Without warning, the anchor popped free from the wall. Milo watched in slow motion as it tumbled through his field of vision, corroded stainless steel glinting in the harsh glare of his headlamp, slipping through his outstretched fingers and into the darkness. The sudden jerk had thrown him off balance, and he felt his tenuous grip slip loose.
And then Milo fell.
CHAPTER 12:
BASE CAMP
2,150 feet below the surface
Profound relief washed over Milo as his feet touched the bottom of the shaft. His vision still narrow and gray, he focused all his attention on steadying his shaking hands as he untied the ropes from his harness. Joanne watched him for a moment, dropped her harness with a swift, elegant motion, and strode off purposefully toward Dale.
Descent rope now freed from his harness, Milo took in his surroundings. The base of the shaft opened up to a large chamber, its domed, stalactite-thick ceiling a hundred feet above. The egg-like shape almost resembled a stomach at the end of a long esophagus. The waterfalls joined at the base of the pit, slamming against loose rocks and pooling in a small subterranean lake that drained along a deep, narrow crack spanning the entire length of the new chamber. The mists of the waterfalls fell to the glistening floor, leaving the majority of the colossal room dry and untouched. The noise was almost overwhelming—Milo felt as though he were standing on the deck of an aircraft carrier, a choir of jets throttling their engines for takeoff.

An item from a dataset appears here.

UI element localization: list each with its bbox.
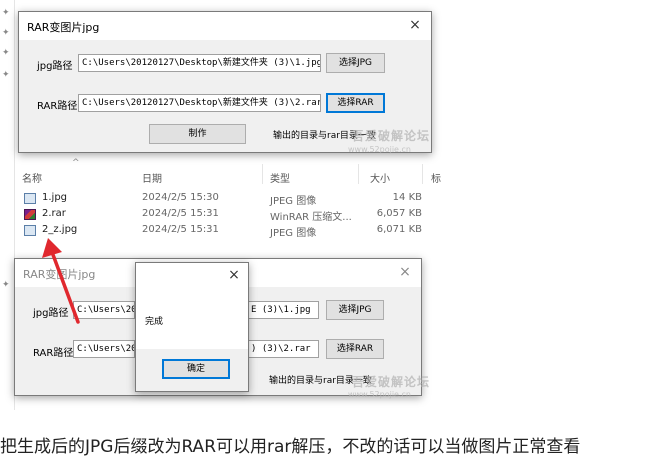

Feeling rushed back into his legs as pent-up blood released from below the straps of the climbing harness. Milo lifted his knees up past his waist, rotating his ankles, feeling the pins-and-needles of nerves coming back to life. Part of him felt relieved at the firm ground now underneath his boots. The other part desperately tried to think of anything other than the over quarter-mile between him and the surface.